2. Moore 7/10 – throwing in good (rare for wallabies hooker)
3. Shepherdson 6/10 – solid in the scrum, butterfingers outside of it
4. Sharpe 8/10 – great running game, good in the line-out as usual
5. Chisholm 6/10 – OK running game, dropped a howler
6. Elsom 6/10 – needs to get the mongrel back, dropped howler
7. Waugh (c) 7/10 – committed, linked well, scavenging needs to step up
8. Palu 9/10 – best outing for the wallabies yet. Great running game
9. Giteau 7/10 – poor guy’s in the wrong position, looked sharp though
10. Norton-Knight 4/10 – a shocker. We have a problem
11. Mitchell 7/10 – a few touches of sharpness and smart kicking
12. Ashley-Cooper 5/10 – was he on the field?
13. Mortlock (vc) 6/10 – beavis not up to usual class, errors galore
14. Gerrard 7/10 – howling drop in own 22, some good barging runs though
15. Huxley 5/10 – got talent, along with brain-fart-itis.

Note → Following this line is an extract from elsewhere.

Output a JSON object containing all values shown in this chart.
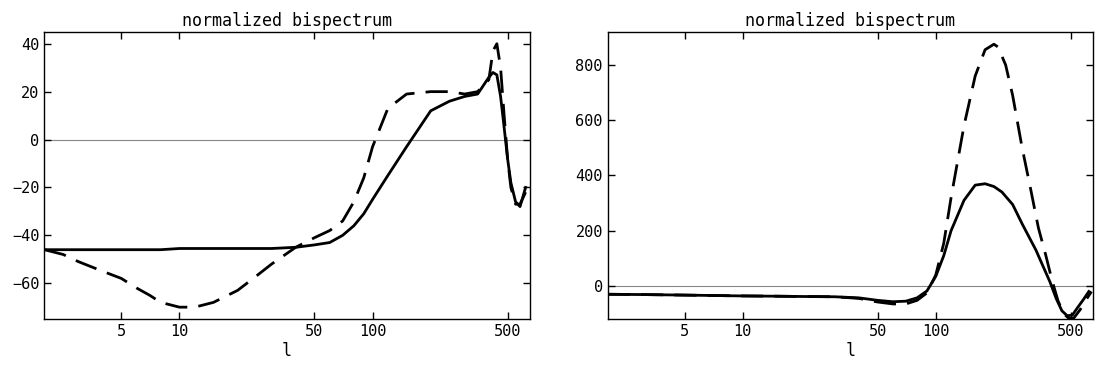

Forgot how to pass
Reserves: I never thought I’d be so happy to see Gregan get on the field so Giteau could go to 12. Hoiles and Vickerman solid, Smith too slow.

Overall
We can only hope that this scare will jolt Connolly into putting players in the right positions (see my last post). We didn’t end up with Farr-Jones/Lynagh and Horan/Little combinations by continually dicking them around in crazy combos. With the cup only months away, we need to have Gregan, Larkham, Giteau and Mortlock almost bored of playing together in that combo, not wondering what it might be like.